The OIG's results found that public disclosure of information concerning adverse events was disparate among the health care entities in the review. Seven state systems in the study publicly disclosed more extensive information and analysis about the causes of adverse events and about prevention strategies than the other state systems. The OIG says these seven systems provided information that could educate the medical community on the prevention or reduction of adverse events. The disclosures involved information the hospitals took to correct identified vulnerabilities, risk reduction strategies, and demonstrated improvements by the respective hospitals. The seven systems were in Minnesota, Maryland, New Jersey, Oregon, Pennsylvania, and two in Massachusetts.

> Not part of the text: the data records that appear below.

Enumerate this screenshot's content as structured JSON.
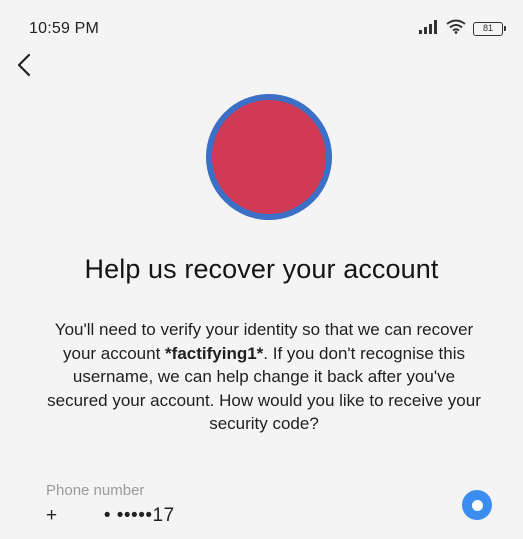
{
  "status_bar": {
    "time": "10:59 PM",
    "battery": "81",
    "icons": [
      "signal-icon",
      "wifi-icon",
      "battery-icon"
    ]
  },
  "header": {
    "back_icon": "chevron-left-icon"
  },
  "avatar": {
    "fill_color": "#d03a54",
    "ring_color": "#3b70c6"
  },
  "main": {
    "title": "Help us recover your account",
    "description_pre": "You'll need to verify your identity so that we can recover your account ",
    "username": "*factifying1*",
    "description_post": ". If you don't recognise this username, we can help change it back after you've secured your account. How would you like to receive your security code?"
  },
  "option": {
    "label": "Phone number",
    "value": "+        • •••••17",
    "selected": true,
    "accent_color": "#3b8ef0"
  }
}
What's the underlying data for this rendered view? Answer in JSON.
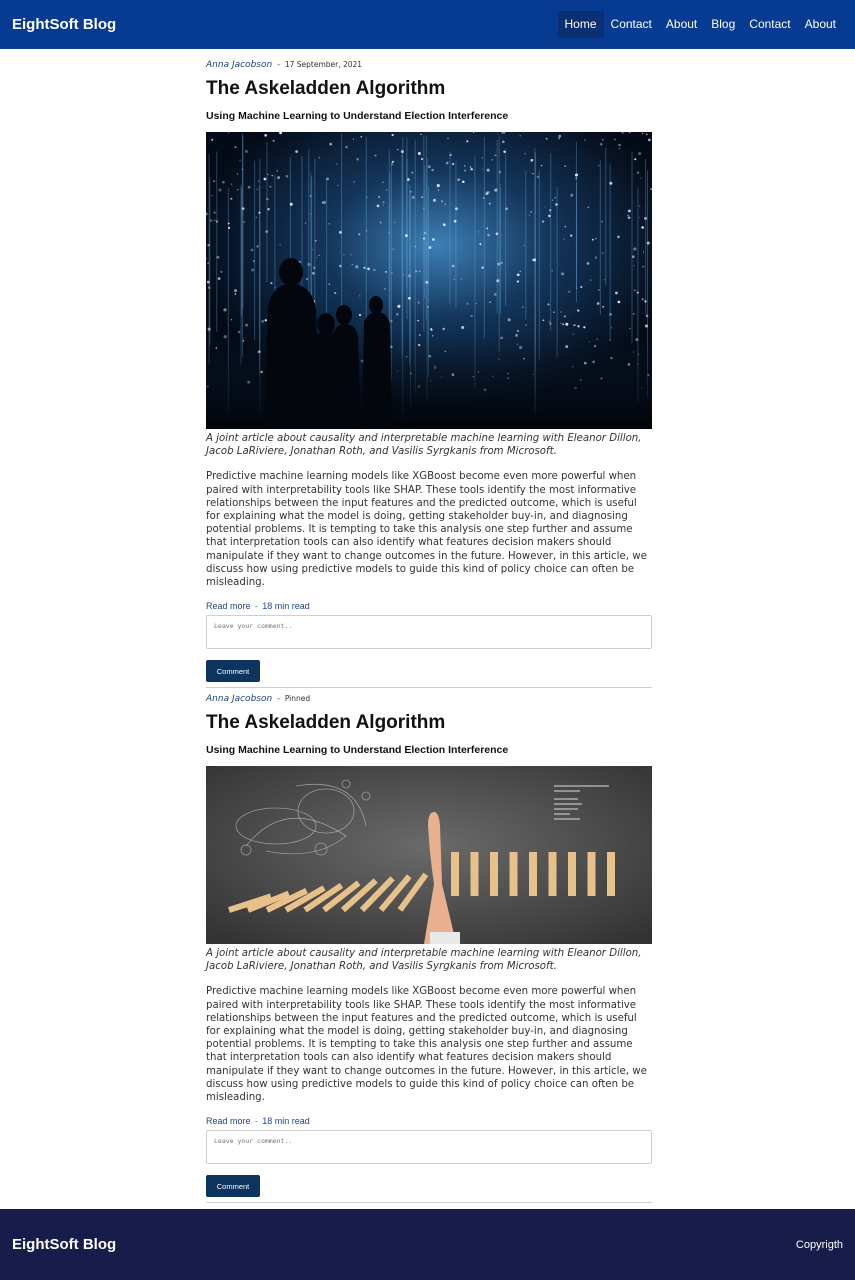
{
  "header": {
    "brand": "EightSoft Blog",
    "nav": [
      "Home",
      "Contact",
      "About",
      "Blog",
      "Contact",
      "About"
    ],
    "active_index": 0
  },
  "posts": [
    {
      "author": "Anna Jacobson",
      "meta_sep": "-",
      "tag": "17 September, 2021",
      "title": "The Askeladden Algorithm",
      "subtitle": "Using Machine Learning to Understand Election Interference",
      "image": "dark-room-with-data-lights-and-silhouettes",
      "caption": "A joint article about causality and interpretable machine learning with Eleanor Dillon, Jacob LaRiviere, Jonathan Roth, and Vasilis Syrgkanis from Microsoft.",
      "body": "Predictive machine learning models like XGBoost become even more powerful when paired with interpretability tools like SHAP. These tools identify the most informative relationships between the input features and the predicted outcome, which is useful for explaining what the model is doing, getting stakeholder buy-in, and diagnosing potential problems. It is tempting to take this analysis one step further and assume that interpretation tools can also identify what features decision makers should manipulate if they want to change outcomes in the future. However, in this article, we discuss how using predictive models to guide this kind of policy choice can often be misleading.",
      "read_more": "Read more",
      "read_time": "18 min read",
      "comment_placeholder": "Leave your comment..",
      "comment_button": "Comment"
    },
    {
      "author": "Anna Jacobson",
      "meta_sep": "-",
      "tag": "Pinned",
      "title": "The Askeladden Algorithm",
      "subtitle": "Using Machine Learning to Understand Election Interference",
      "image": "hand-stopping-falling-dominoes",
      "caption": "A joint article about causality and interpretable machine learning with Eleanor Dillon, Jacob LaRiviere, Jonathan Roth, and Vasilis Syrgkanis from Microsoft.",
      "body": "Predictive machine learning models like XGBoost become even more powerful when paired with interpretability tools like SHAP. These tools identify the most informative relationships between the input features and the predicted outcome, which is useful for explaining what the model is doing, getting stakeholder buy-in, and diagnosing potential problems. It is tempting to take this analysis one step further and assume that interpretation tools can also identify what features decision makers should manipulate if they want to change outcomes in the future. However, in this article, we discuss how using predictive models to guide this kind of policy choice can often be misleading.",
      "read_more": "Read more",
      "read_time": "18 min read",
      "comment_placeholder": "Leave your comment..",
      "comment_button": "Comment"
    }
  ],
  "footer": {
    "brand": "EightSoft Blog",
    "copyright": "Copyrigth"
  },
  "colors": {
    "navbar": "#073b91",
    "footer": "#171c4a",
    "button": "#0d335f",
    "link": "#23457f"
  }
}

As example in the report, one state system published an article concerning anticoagulant adverse events with information from hundreds of adverse event reports received by the system, as well as data from evidence-based research. The system summarized the details about the events: the level of patient harm, the identified causes. The article also recommended that hospitals establish anticoagulation management service programs to document the services, educate patients and families, and keep track of progress in improving performance. The system staff also followed up six months after distribution of the article and discovered that over half of hospitals in the state had reported changes initiated due to the article.